To sustain a healthy population, yellowhammers have three basic needs – a winter food source, a nesting habitat and a summer source of chick food. Of these, nesting habitat is considered unlikely to be a limiting factor in Northern Ireland.

Help from farmers

Farmers who participate in agri-environment schemes, such as DARD’s Countryside Management Scheme, can undertake options which aim to address these needs, not just for yellowhammers, but for all other seed-eaters as well. For example, during winter, food is scarce for yellowhammers, reed buntings, skylarks, linnets and tree sparrows. Scheme options, such as wild bird cover and retention of winter stubble, provide a winter seed source. Whilst in summer, options such as rough grass arable field margins, conservation cereals and wild bird cover in its second year, supply invertebrates for hatched chicks.

Are agri-environment schemes working?

However, we need to ensure that the options within agri-environment schemes are delivering results in our countryside. For example, will having winter and summer options on a farm, result in increased numbers of yellowhammers?

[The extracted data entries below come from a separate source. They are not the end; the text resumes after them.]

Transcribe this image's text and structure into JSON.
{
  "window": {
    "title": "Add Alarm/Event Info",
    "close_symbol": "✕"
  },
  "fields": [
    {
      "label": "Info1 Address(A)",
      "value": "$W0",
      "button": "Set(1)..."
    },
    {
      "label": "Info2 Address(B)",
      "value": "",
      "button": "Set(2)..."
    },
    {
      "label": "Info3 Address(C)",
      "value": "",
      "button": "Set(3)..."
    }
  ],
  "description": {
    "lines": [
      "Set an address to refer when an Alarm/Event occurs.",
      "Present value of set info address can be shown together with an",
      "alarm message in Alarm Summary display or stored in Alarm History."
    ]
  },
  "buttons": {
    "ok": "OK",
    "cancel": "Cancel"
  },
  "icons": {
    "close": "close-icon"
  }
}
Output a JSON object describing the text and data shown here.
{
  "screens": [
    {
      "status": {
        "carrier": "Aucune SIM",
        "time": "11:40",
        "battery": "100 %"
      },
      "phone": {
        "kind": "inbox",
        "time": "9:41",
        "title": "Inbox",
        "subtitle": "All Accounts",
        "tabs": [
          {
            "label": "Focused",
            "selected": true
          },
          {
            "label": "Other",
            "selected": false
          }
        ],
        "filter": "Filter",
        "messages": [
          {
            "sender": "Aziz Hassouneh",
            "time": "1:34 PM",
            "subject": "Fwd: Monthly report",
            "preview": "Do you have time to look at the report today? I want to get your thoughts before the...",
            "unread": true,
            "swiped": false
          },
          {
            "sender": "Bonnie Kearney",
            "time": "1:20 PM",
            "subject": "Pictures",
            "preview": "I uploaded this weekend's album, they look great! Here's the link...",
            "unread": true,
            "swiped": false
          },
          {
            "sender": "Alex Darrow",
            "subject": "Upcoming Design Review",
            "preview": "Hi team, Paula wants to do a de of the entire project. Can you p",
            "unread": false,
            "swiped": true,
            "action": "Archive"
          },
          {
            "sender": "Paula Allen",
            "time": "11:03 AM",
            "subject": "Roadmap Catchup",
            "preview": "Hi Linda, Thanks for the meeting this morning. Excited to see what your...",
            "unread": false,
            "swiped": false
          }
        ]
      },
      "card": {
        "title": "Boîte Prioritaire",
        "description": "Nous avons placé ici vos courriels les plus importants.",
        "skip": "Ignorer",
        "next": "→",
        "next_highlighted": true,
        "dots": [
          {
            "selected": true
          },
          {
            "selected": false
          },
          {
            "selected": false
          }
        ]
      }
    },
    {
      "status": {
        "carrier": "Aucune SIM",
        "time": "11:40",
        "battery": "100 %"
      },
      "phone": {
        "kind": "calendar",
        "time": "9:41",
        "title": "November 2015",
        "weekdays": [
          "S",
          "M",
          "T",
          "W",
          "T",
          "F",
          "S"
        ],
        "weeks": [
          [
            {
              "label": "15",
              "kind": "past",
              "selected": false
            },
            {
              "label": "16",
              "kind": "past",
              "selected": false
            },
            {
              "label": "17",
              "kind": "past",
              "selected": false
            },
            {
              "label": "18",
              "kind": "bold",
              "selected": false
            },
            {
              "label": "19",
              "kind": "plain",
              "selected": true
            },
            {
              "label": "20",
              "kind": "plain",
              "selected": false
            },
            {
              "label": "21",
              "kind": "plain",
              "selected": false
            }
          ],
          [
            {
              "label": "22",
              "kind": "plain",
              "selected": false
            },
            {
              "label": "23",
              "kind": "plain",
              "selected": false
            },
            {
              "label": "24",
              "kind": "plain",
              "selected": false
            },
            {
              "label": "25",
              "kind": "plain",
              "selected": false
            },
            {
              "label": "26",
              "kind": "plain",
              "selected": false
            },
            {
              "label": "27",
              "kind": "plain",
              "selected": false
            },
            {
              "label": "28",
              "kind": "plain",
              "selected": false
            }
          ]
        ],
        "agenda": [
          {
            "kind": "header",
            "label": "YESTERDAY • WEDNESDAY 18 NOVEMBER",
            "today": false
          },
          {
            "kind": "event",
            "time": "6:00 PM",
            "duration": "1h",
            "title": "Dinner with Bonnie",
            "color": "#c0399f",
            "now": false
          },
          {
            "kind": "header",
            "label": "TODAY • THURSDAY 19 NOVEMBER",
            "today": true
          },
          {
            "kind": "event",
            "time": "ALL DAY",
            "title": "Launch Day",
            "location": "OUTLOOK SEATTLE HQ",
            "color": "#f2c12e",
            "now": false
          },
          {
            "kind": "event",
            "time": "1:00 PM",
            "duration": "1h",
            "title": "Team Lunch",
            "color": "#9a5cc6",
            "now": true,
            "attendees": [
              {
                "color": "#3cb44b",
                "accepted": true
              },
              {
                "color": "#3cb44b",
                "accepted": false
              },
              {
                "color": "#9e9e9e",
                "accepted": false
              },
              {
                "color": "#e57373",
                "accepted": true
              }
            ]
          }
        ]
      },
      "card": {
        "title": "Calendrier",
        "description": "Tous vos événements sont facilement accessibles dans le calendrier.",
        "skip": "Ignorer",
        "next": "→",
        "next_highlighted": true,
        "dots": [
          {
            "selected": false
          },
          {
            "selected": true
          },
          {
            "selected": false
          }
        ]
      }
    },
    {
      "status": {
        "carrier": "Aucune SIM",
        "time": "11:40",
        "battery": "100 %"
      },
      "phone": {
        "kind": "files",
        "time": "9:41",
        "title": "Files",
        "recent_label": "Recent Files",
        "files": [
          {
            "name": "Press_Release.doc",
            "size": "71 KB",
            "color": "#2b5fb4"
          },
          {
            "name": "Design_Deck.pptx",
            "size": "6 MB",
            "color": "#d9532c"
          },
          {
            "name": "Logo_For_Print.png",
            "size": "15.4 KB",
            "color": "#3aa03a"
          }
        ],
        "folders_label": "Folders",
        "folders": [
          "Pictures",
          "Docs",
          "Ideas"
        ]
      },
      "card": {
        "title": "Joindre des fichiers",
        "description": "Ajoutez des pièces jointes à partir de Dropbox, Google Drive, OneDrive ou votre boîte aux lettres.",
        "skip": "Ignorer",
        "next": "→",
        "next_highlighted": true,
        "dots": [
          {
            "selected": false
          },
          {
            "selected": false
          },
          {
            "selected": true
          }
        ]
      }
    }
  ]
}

Yellowhammer recovery project

The Department of Agriculture and Rural Development, Environment and Heritage Service and RSPB are working in partnership to answer these questions. Together, they have drawn up a three year Yellowhammer Recovery Project. Work started in winter 2006 and will run until 2009 on some 40 farms across the eastern part of Co Down. This area was selected because it is the stronghold of Northern Ireland’s flagging population.
The project has three aspects, which are examination of winter seed-providing options; examination of summer insect-providing options and determination (over the three year period) whether or not providing these options on a given farm will increase its population of yellowhammers.

Results so far

In 2006, fieldwork was carried out to look specifically at whether birds preferred the winter seed options and summer insect-providing options over other types of agricultural land, such as silage, pasture and winter cereals.
To date, results from the winter fieldwork confirm predictions that the winter options are strongly preferred by all seed-eating birds. Silage, pasture and winter cereal fields, which acted as the ‘controls’, were avoided by all species except starlings.
Initial results gained from looking at the summer ‘insect-providing’ options have proved inconclusive, indicating that yellowhammers are not taking advantage of these options. This could be because there are adequate summer insect supplies throughout the countryside but further investigation will be required to clarify this.

A long-term approach

To determine if the options are having any impact on yellowhammer populations has required a longer three year approach. Targeted advice is being given to some 20 farms participating in the Countryside Management Scheme to ensure they have an ‘optimum’ mix of summer and winter options for the birds. A further 20 farms are being surveyed as ‘controls’ – they do not participate in the scheme and receive no specialist advice on yellowhammers. The initial 2006 winter and summer bird counts provide the base-line data which will then be compared with 2009 figures to see if there is any significant positive change.
This project is a first of its kind and will provide valuable information on how to best target and manage agri-environment scheme options for the future benefit of farmland birds.